In a brain-endangering op-ed for the Seattle Times, expresses the opinion that the operetta is a “racial caricature,” and thus “every snap of the fan was a slap in the face.” The nature of the complaint has old origins: the original show in 1885 nearly caused an international incident, as Japan registered an official complaint to Great Britain claiming a grievous insult to its people. W.S. Gilbert, who was skilled at such things (a few years later he stifled French indignation over a song in “Ruddigore” that pretended to make fun of the French while actually ridiculing British bravado), explained that “The Mikado” in no way ridicules anything about Japan or its people, but is entirely a witty and original satire on everything British. This was true then, and is true now. Then, however, people, including the Victorian era Japanese, were able to see distinctions, and were not seeking victim status and leave to play public censor under the authority conferred by political correctness. Today, people like Ms. Chan are not so easily calmed.

Thus is art harmed, entertainment stifled, laughter stilled and music forgotten. A good argument could be made that “The Mikado” is the greatest musical comedy entertainment ever written.* It certainly caused the biggest international sensation (the closest rival is another Gilbert and Sullivan classic, “H.M.S. Pinafore”): it is estimated that by the end of 1885, at least 150 companies in Europe and the U.S. were producing the satire. As recently as the 1960s, it was credibly claimed that a “Mikado” was going on somewhere in the world every minute of the day.

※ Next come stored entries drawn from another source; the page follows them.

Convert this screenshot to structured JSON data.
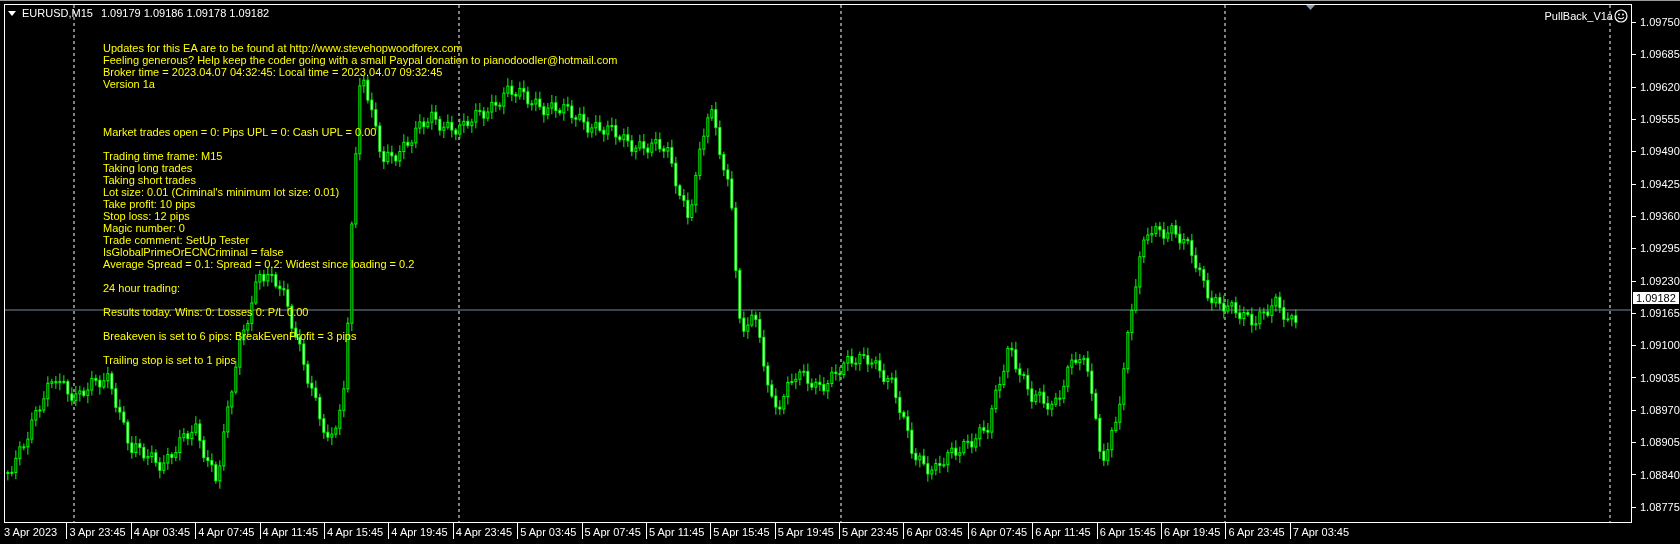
{
  "chart": {
    "symbol": "EURUSD,M15",
    "quotes": "1.09179 1.09186 1.09178 1.09182",
    "expert": "PullBack_V1a",
    "info_groups": [
      [
        "Updates for this EA are to be found at http://www.stevehopwoodforex.com",
        "Feeling generous? Help keep the coder going with a small Paypal donation to pianodoodler@hotmail.com",
        "Broker time = 2023.04.07 04:32:45: Local time = 2023.04.07 09:32:45",
        "Version 1a"
      ],
      [
        "Market trades open = 0: Pips UPL = 0: Cash UPL = 0.00"
      ],
      [
        "Trading time frame: M15",
        "Taking long trades",
        "Taking short trades",
        "Lot size: 0.01 (Criminal's minimum lot size: 0.01)",
        "Take profit: 10 pips",
        "Stop loss: 12 pips",
        "Magic number: 0",
        "Trade comment: SetUp Tester",
        "IsGlobalPrimeOrECNCriminal = false",
        "Average Spread = 0.1: Spread = 0.2: Widest since loading = 0.2"
      ],
      [
        "24 hour trading:"
      ],
      [
        "Results today. Wins: 0: Losses 0: P/L 0.00"
      ],
      [
        "Breakeven is set to 6 pips: BreakEvenProfit = 3 pips"
      ],
      [
        "Trailing stop is set to 1 pips"
      ]
    ],
    "current_price": "1.09182",
    "price_axis": [
      "1.09750",
      "1.09685",
      "1.09620",
      "1.09555",
      "1.09490",
      "1.09425",
      "1.09360",
      "1.09295",
      "1.09230",
      "1.09165",
      "1.09100",
      "1.09035",
      "1.08970",
      "1.08905",
      "1.08840",
      "1.08775"
    ],
    "time_axis": [
      "3 Apr 2023",
      "3 Apr 23:45",
      "4 Apr 03:45",
      "4 Apr 07:45",
      "4 Apr 11:45",
      "4 Apr 15:45",
      "4 Apr 19:45",
      "4 Apr 23:45",
      "5 Apr 03:45",
      "5 Apr 07:45",
      "5 Apr 11:45",
      "5 Apr 15:45",
      "5 Apr 19:45",
      "5 Apr 23:45",
      "6 Apr 03:45",
      "6 Apr 07:45",
      "6 Apr 11:45",
      "6 Apr 15:45",
      "6 Apr 19:45",
      "6 Apr 23:45",
      "7 Apr 03:45"
    ]
  }
}
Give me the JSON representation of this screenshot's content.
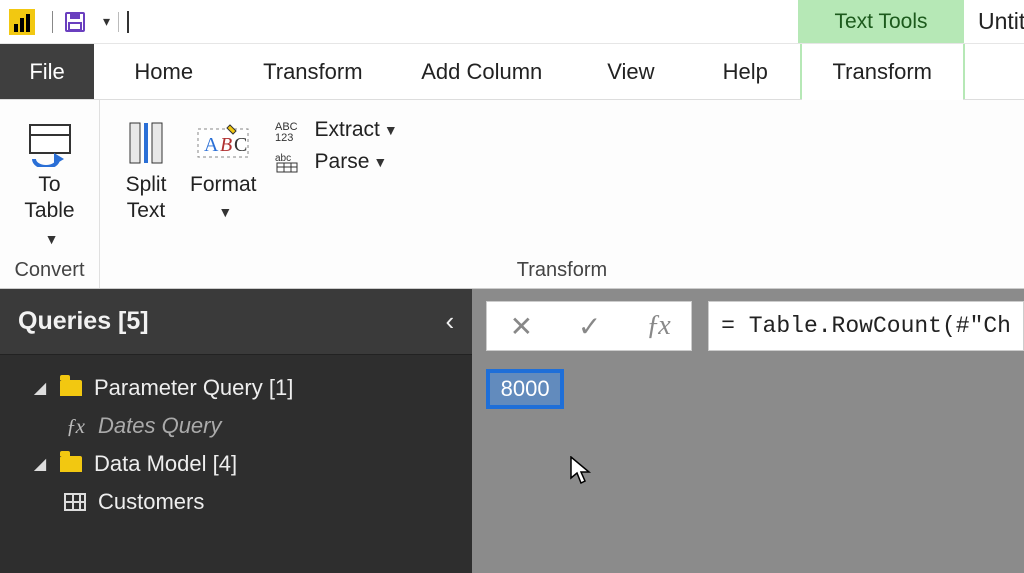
{
  "titlebar": {
    "context_tool_label": "Text Tools",
    "document_title": "Untit"
  },
  "tabs": {
    "file": "File",
    "home": "Home",
    "transform": "Transform",
    "add_column": "Add Column",
    "view": "View",
    "help": "Help",
    "context_transform": "Transform"
  },
  "ribbon": {
    "convert": {
      "to_table_line1": "To",
      "to_table_line2": "Table",
      "group_label": "Convert"
    },
    "transform": {
      "split_text_line1": "Split",
      "split_text_line2": "Text",
      "format_line1": "Format",
      "extract_label": "Extract",
      "parse_label": "Parse",
      "group_label": "Transform"
    }
  },
  "queries": {
    "header": "Queries [5]",
    "items": [
      {
        "label": "Parameter Query [1]"
      },
      {
        "label": "Dates Query"
      },
      {
        "label": "Data Model [4]"
      },
      {
        "label": "Customers"
      }
    ]
  },
  "formula_bar": {
    "text": "= Table.RowCount(#\"Ch"
  },
  "result": {
    "value": "8000"
  }
}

The show is fun in every respect: comedy, music, lyrics, satire, characters. It is also fun to act in and produce, for children as well as adults. Unfortunately, several factors have led to the gradual scarcity of productions in recent years, from the cyclical (Gilbert and Sullivan go out of style, but always come back) to the ridiculous ( it seems like every production has to cope with some absurd controversy, like the 2011 Montana production that was accused of threatening Sarah Palin’s life). Political correctness aversion has been the biggest factor in making the very best G&S show rare while productions of Broadway musical junk flourish, however. Since the characters are supposedly “Japanese,” shouldn’t all the singers be Asian? Isn’t Asian make-up offensive like blackface? Oh, hell, let’s just do “The Pirates of Penzance.”